ClearSpace-1 mission kicks off
Work has just begun on building the first satellite that can capture and deorbit space debris. Making the space activities more sustainable is a huge responsibility – one that the European Space Agency has entrusted to EPFL startup ClearSpace.
As the ink dries on the contract of the Preliminary Autorization to Proceed with the European Space Agency (ESA), the ClearSpace-1 mission is getting under way. One short year ago, ESA selected EPFL startup ClearSpace to lead a European consortium that will develop technologies to capture and deorbit space debris. It is an unprecedented decision in many ways. First, in a sector dominated by government agencies and other major industry players, selecting a startup for such a role is unusual. Furthermore, this is the first time a space agency has selected and funded a program to recover one of the many objects left in space.
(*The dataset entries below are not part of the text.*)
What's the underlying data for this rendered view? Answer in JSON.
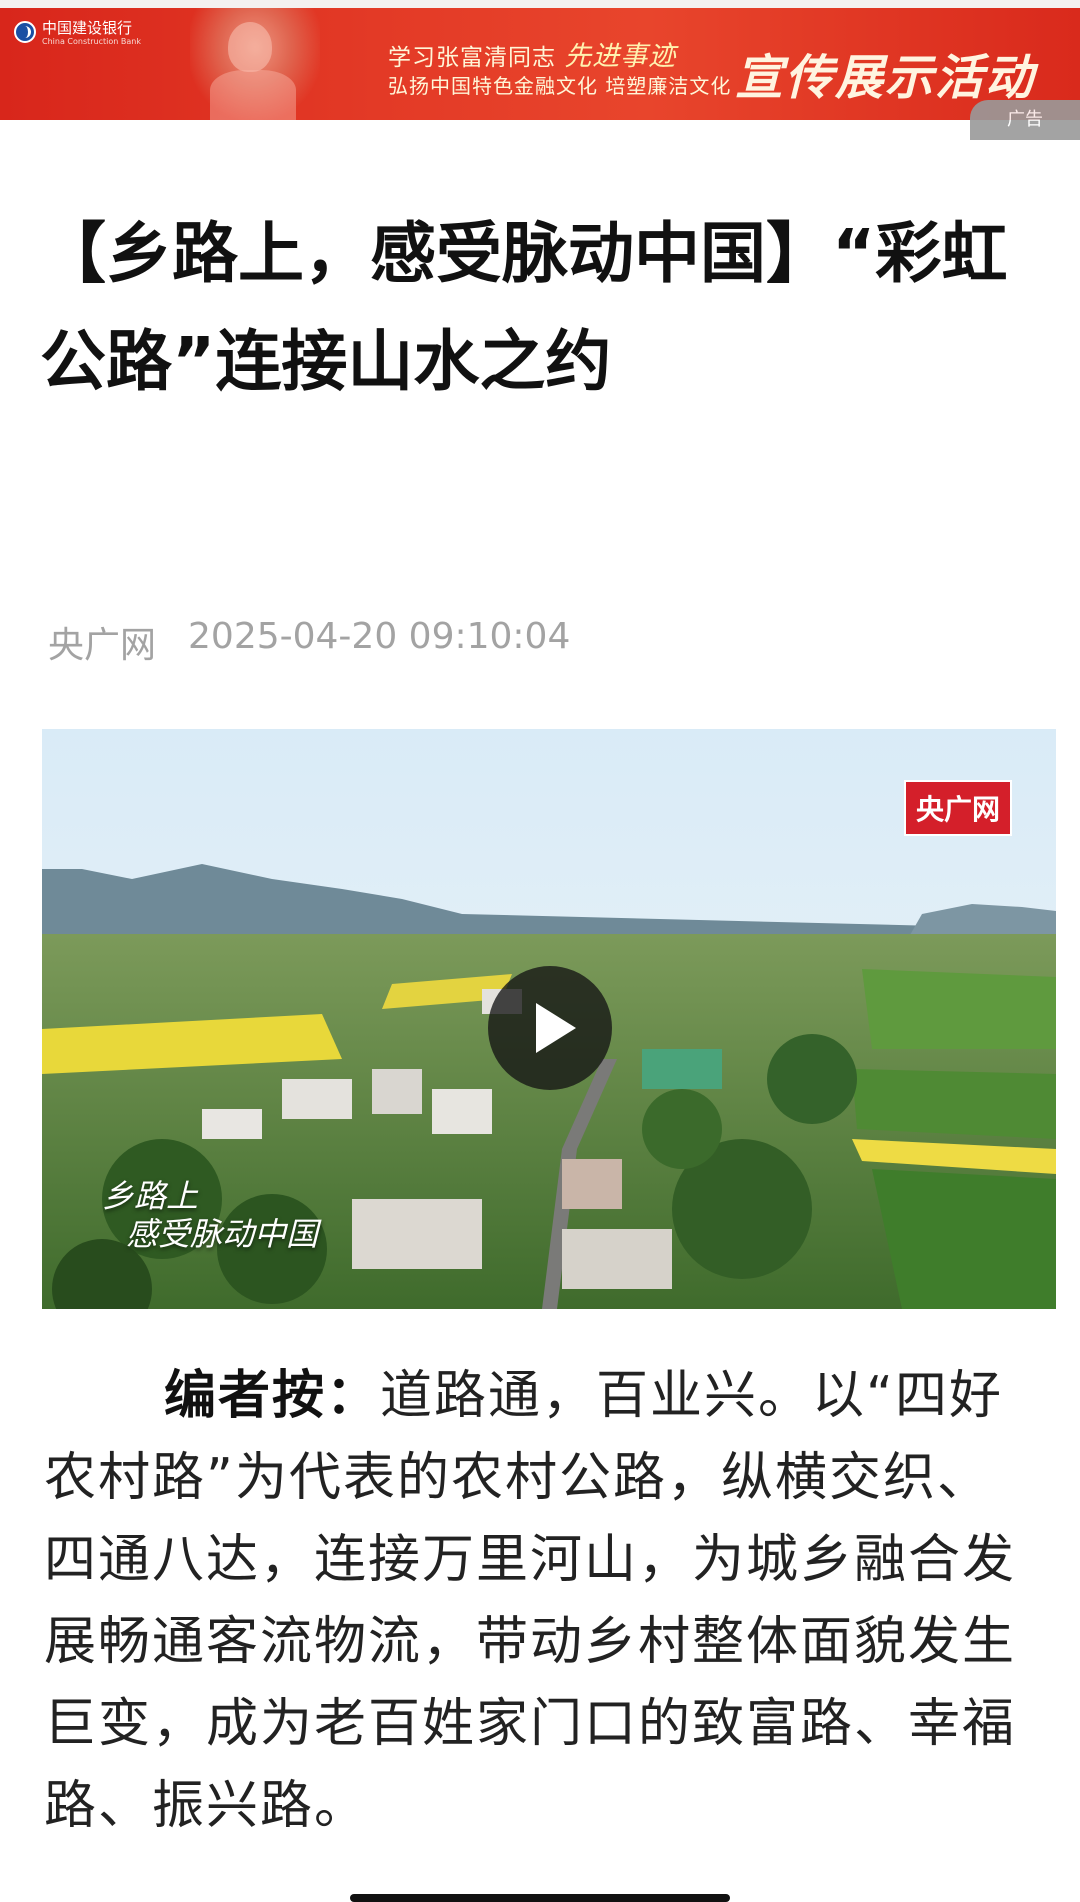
{
  "ad": {
    "bank_name": "中国建设银行",
    "bank_sub": "China Construction Bank",
    "line1_prefix": "学习张富清同志",
    "line1_highlight": "先进事迹",
    "line2": "弘扬中国特色金融文化 培塑廉洁文化",
    "big_text": "宣传展示活动",
    "tag": "广告",
    "color": "#e33a26"
  },
  "article": {
    "title": "【乡路上，感受脉动中国】“彩虹公路”连接山水之约",
    "source": "央广网",
    "datetime": "2025-04-20 09:10:04"
  },
  "video": {
    "badge": "央广网",
    "caption_line1": "乡路上",
    "caption_line2": "感受脉动中国",
    "badge_color": "#d41f2a"
  },
  "body": {
    "lead": "编者按：",
    "text": "道路通，百业兴。以“四好农村路”为代表的农村公路，纵横交织、四通八达，连接万里河山，为城乡融合发展畅通客流物流，带动乡村整体面貌发生巨变，成为老百姓家门口的致富路、幸福路、振兴路。"
  }
}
The consortium’s first task will be to capture part of the upper stage of the Vega rocket – which ESA has left in 2013 and is currently orbiting the Earth at an altitude of 660 kilometers – and ensure it re-enters the atmosphere in a controlled manner. ClearSpace-1 is scheduled for launch in 2025.
The startup, which is responsible for planning the project, has been very busy over the past year, and its workforce has quadrupled from five to more than 20. Eight countries are involved in the project: Switzerland, the UK, the Czech Republic, Germany, Poland, Portugal, Romania and Sweden. Microsoft is also providing support through its Global Social Entrepreneurship program, and ClearSpace is still looking for additional sponsors for the mission. Since the start of the year, the company has been working hard to reorganize its industrial team, assessing the know-how it needs, hiring the right people and coming up with a detailed proposal, which ESA has just approved.
“We launched a call for tenders, and more than 50 companies from across Europe applied,” says Luc Piguet, CEO of ClearSpace and an EPFL alumnus with an Electrical Engineering degree. “We selected around 20 partners from all of the participating countries, including four companies here in Switzerland, as well as EPFL, the Vaud School of Management and Engineering (HEIG-VD) and the University of Bern’s Astronomical Institute (AIUB).” The ClearSpace-1 team has until March 2021 to design the satellite, plan the mission, define all the sub-systems, and so on.
Dangerous projectiles
The startup is the result of a long-term project that began in 2012 at the EPFL Space Center (eSpace). Already, the aim of the initial CleanSpace-1 initiative was to develop technologies to capture and deorbit obsolete space objects – such as out-of-use satellites, rocket stages, parts of solar panels, and loose nuts and bolts – that had been put into orbit over the past 60 years and that are now filling up the space immediately above the Earth. These objects orbit our planet at a speed of 28,000 kmph, making them dangerous projectiles for working satellites and astronauts at the international space station. That’s why, in addition to deorbiting future satellites at the end of their useful life, space agencies need to find ways to get rid of the space satellites and debris already up there.